Manosca vs. CA
G.R. NO. 106440, January 29, 1996
Facts: Petitioners inherited a piece of land when the parcel was ascertained by the NHI to have been the birth site of Felix Y. Manalo, the founder of Iglesia Ni Cristo, it passed Resolution No. 1, declaring the land to be a national historical landmark. Petitioners moved to dismiss the complaint on the main thesis that the intended expropriation was not for a public purpose and, incidentally, that the act would constitute an application of public funds, directly or indirectly, for the use, benefit, or support of Iglesia ni Cristo, a religious entity, contrary to the provision of Section 29(2), Article VI, of the 1987 Constitution.
Issue: Whether or not the expropriation of the land whereat Manalo was born is valid and constitutional.
Held: Yes.
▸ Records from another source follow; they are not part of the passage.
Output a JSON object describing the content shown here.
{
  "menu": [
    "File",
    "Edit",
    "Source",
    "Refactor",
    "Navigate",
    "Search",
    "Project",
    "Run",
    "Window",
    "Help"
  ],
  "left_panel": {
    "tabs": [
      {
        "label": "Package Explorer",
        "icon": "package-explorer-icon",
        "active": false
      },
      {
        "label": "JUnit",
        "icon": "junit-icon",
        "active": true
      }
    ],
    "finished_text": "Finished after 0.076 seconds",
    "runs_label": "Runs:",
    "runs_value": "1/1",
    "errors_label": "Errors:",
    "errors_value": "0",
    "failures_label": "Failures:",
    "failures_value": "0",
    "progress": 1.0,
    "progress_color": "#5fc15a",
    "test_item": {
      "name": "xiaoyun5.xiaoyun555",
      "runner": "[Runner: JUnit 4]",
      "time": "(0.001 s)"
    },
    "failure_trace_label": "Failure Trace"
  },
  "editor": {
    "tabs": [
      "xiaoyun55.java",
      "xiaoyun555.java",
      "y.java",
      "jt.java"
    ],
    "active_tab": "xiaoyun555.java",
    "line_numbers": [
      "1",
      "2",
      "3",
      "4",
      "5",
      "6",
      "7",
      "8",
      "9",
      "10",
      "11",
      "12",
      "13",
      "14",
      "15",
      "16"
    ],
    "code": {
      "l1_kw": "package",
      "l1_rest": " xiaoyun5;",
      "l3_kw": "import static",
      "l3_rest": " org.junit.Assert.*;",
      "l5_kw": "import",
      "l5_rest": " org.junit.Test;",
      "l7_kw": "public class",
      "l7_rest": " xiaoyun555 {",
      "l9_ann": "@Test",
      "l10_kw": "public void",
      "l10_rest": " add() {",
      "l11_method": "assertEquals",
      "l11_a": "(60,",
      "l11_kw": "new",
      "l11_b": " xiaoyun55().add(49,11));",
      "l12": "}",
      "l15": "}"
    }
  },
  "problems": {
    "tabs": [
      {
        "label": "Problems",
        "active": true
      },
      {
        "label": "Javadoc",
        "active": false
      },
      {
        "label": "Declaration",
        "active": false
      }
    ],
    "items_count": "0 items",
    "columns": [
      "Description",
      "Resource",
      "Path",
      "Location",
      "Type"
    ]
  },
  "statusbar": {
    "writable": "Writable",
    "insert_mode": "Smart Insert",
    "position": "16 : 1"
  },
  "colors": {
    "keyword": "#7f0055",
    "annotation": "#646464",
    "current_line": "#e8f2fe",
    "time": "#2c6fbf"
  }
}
The taking to be valid must be for public use. There was a time when it was felt that a literal meaning should be attached to such a requirement. Whatever project is undertaken must be for the public to enjoy, as in the case of streets or parks. Otherwise, expropriation is not allowable. It is not so any more. As long as the purpose of the taking is public, then the power of eminent domain comes into play. As just noted, the constitution in at least two cases, to remove any doubt, determines what public use is. One is the expropriation of lands to be subdivided into small lots for resale at cost to individuals. The other is the transfer, through the exercise of this power, of utilities and other private enterprise to the government. It is accurate to state then that at present whatever may be beneficially employed for the general welfare satisfies the requirement of public use.